Baytex Energy Trust reported that cash flow from operations for the fourth quarter was a record $98.7 million, an increase of 32% compared to $75.0 million for the third quarter of 2007. Baytex received an average oil price of $56.37/bbl in the fourth quarter, an increase of 11% compared to $50.85/bbl in the third quarter as benchmark WTI price increased 20% to an average of US$90.68/bbl.
Natural gas prices also improved in the fourth quarter, with Baytex receiving an average wellhead price of $6.31/Mcf, 9% higher than that in the third quarter. In addition to the increase in production and commodity prices, cash flow in the fourth quarter was aided by the following non-recurring items. Firstly, with the expiry of the Frontier heavy oil supply agreement on December 31, 2007, inventory in transit via the Express Pipeline was settled at year-end, resulting in an additional $6.0 million of sales proceeds being reported in the fourth quarter.
A similar amount of sales proceeds from inventory adjustment will also be recorded in the first quarter of 2008. Secondly, we terminated the interest rate swap arrangement associated with our senior subordinated notes during the quarter, resulting in a cash gain of $2.0 million. We have reverted to paying the fixed rate coupon of 9.625% on these notes.

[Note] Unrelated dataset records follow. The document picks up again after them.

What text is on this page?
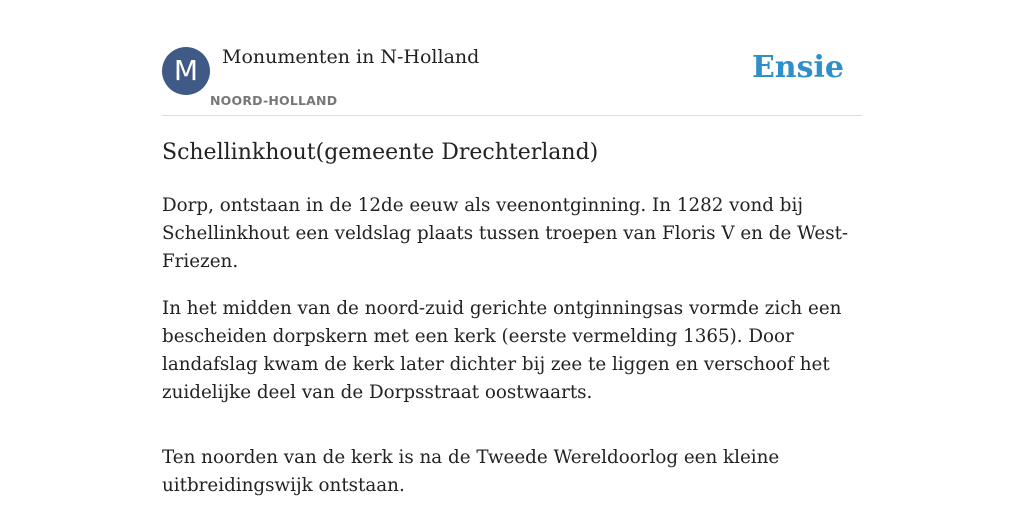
M	Monumenten in N-Holland
NOORD-HOLLAND
Ensie
Schellinkhout(gemeente Drechterland)

Dorp, ontstaan in de 12de eeuw als veenontginning. In 1282 vond bij Schellinkhout een veldslag plaats tussen troepen van Floris V en de West-Friezen.

In het midden van de noord-zuid gerichte ontginningsas vormde zich een bescheiden dorpskern met een kerk (eerste vermelding 1365). Door landafslag kwam de kerk later dichter bij zee te liggen en verschoof het zuidelijke deel van de Dorpsstraat oostwaarts.

Ten noorden van de kerk is na de Tweede Wereldoorlog een kleine uitbreidingswijk ontstaan.
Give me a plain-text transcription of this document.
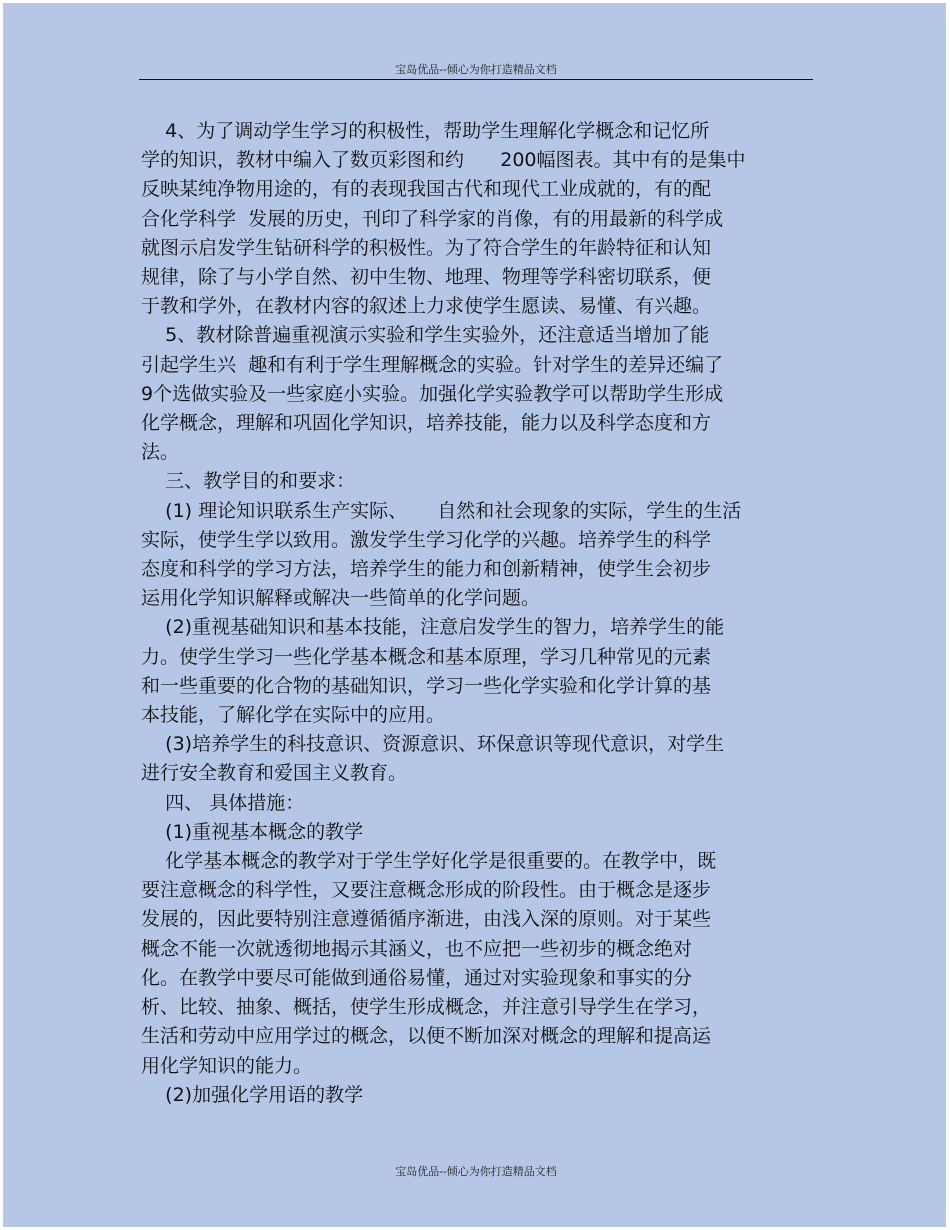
宝岛优品--倾心为你打造精品文档

4、为了调动学生学习的积极性，帮助学生理解化学概念和记忆所

学的知识，教材中编入了数页彩图和约      200幅图表。其中有的是集中

反映某纯净物用途的，有的表现我国古代和现代工业成就的，有的配

合化学科学  发展的历史，刊印了科学家的肖像，有的用最新的科学成

就图示启发学生钻研科学的积极性。为了符合学生的年龄特征和认知

规律，除了与小学自然、初中生物、地理、物理等学科密切联系，便

于教和学外，在教材内容的叙述上力求使学生愿读、易懂、有兴趣。

5、教材除普遍重视演示实验和学生实验外，还注意适当增加了能

引起学生兴  趣和有利于学生理解概念的实验。针对学生的差异还编了

9个选做实验及一些家庭小实验。加强化学实验教学可以帮助学生形成

化学概念，理解和巩固化学知识，培养技能，能力以及科学态度和方

法。

三、教学目的和要求：

(1) 理论知识联系生产实际、     自然和社会现象的实际，学生的生活

实际，使学生学以致用。激发学生学习化学的兴趣。培养学生的科学

态度和科学的学习方法，培养学生的能力和创新精神，使学生会初步

运用化学知识解释或解决一些简单的化学问题。

(2)重视基础知识和基本技能，注意启发学生的智力，培养学生的能

力。使学生学习一些化学基本概念和基本原理，学习几种常见的元素

和一些重要的化合物的基础知识，学习一些化学实验和化学计算的基

本技能，了解化学在实际中的应用。

(3)培养学生的科技意识、资源意识、环保意识等现代意识，对学生

进行安全教育和爱国主义教育。

四、 具体措施：

(1)重视基本概念的教学

化学基本概念的教学对于学生学好化学是很重要的。在教学中，既

要注意概念的科学性，又要注意概念形成的阶段性。由于概念是逐步

发展的，因此要特别注意遵循循序渐进，由浅入深的原则。对于某些

概念不能一次就透彻地揭示其涵义，也不应把一些初步的概念绝对

化。在教学中要尽可能做到通俗易懂，通过对实验现象和事实的分

析、比较、抽象、概括，使学生形成概念，并注意引导学生在学习，

生活和劳动中应用学过的概念，以便不断加深对概念的理解和提高运

用化学知识的能力。

(2)加强化学用语的教学

宝岛优品--倾心为你打造精品文档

Lloyd Blend heavy oil pricing differentials averaged 36% of WTI price for the fourth quarter compared to 29% in the third quarter, in part due to lower seasonal demand. This higher differential was also caused by several operational issues in December, including the shut-down of the main pipeline to the Chicago refining region for a short period following an accident, and two refinery accidents affecting Canadian through-put.
These issues have since been rectified, and Lloyd Blend differential has narrowed significantly and is expected to average below 25% in the first quarter of 2008, reflecting fundamental improvements brought on by infrastructure development and supply issues affecting the North American market.
The cash flow capability of Baytex's asset base under prevailing commodity prices is demonstrated by our results in the second half of 2007. Our average production of 38,698 boe/d in the second half was 77% weighted towards crude oil. Cash flow in this six-month period was $174 million ($2.09 per basic unit), generated under average benchmarks of WTI price at US$83.03, CAD/USD exchange rate at 1.0132, Lloyd Blend differential at 33% and AECO monthly index gas price at C$5.65/Mcf.
Capital spending during this period was $84 million, or 48% of cash flow. Combined with payout ratios in the second half of 44% net of DRIP and 52% before DRIP, our financial position continued to improve alongside operational gains.
Total net monetary debt, excluding notional mark-to-market liabilities and future income tax assets at the end of the year, was $444 million and represented a reduction of $23 million from the end of the third quarter. This net debt represents 1.3 times annualized second half 2007 cash flow. Baytex's excellent financial strength, together with our industry-leading capital efficiency and prudent operational and financial practices, will position us well to continue to deliver superior market performance under the current operating environment.